The U.S. Supreme Court has said that constitutional protections, like the right to practice religion, do not end at the prison gates. Congress has said institutions can restrict religious liberties only for compelling reasons, like security, but the policies must be the least restrictive means to accomplish that.
Still, inmates rarely have been successful in challenging prison grooming policies.
An American Indian inmate spent a year in his cell and lost other privileges before a federal appeals court ruled in 2005 that the California prison system’s ban on long hair violated his religious freedom.
In a 2002 case, a group of Rastafarian and Muslim federal inmates who were housed in Virginia prisons challenged the grooming policy and a federal court ordered the Bureau of Prisons to transfer them to other facilities that did not have such policies. The court also required the federal prison system to evaluate inmates’ religious beliefs and refrain from sending them to Virginia or other states with burdensome grooming policies.
But in the case filed by the Virginia state prisoners, a federal appeals court ruled in 2008 that the Department of Corrections’ argument that inmates could hide weapons and other contraband in long hair or easily change their appearance upon escape was compelling enough reason to require trimmed hair.
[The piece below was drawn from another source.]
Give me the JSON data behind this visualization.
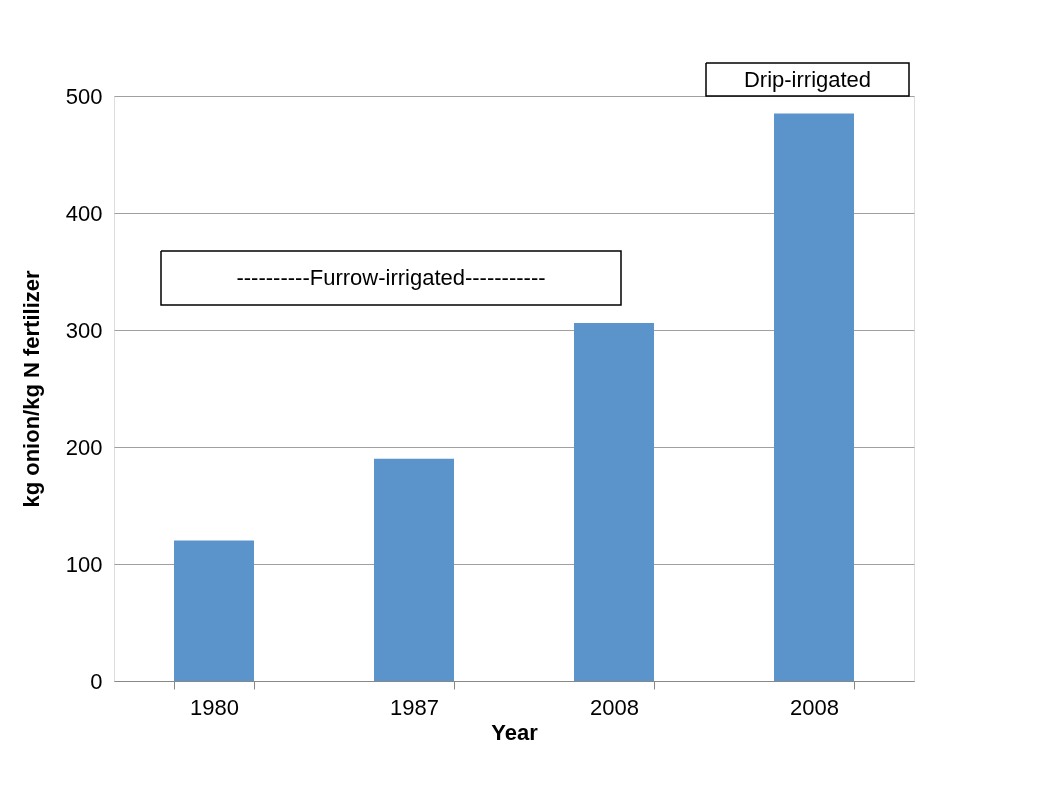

Kent Willis, executive director of the Virginia chapter of the American Civil Liberties Union, which represented the inmates, said the outcome was deeply disappointing because he knew the sincerest believers would be those who would be punished most severely.
“This has a disturbingly mean-spirited aspect to it,” Mr. Willis said. “This is not about corrections. This is not about security, but it’s about punishment. In this instance, people are being punished for their religious beliefs.”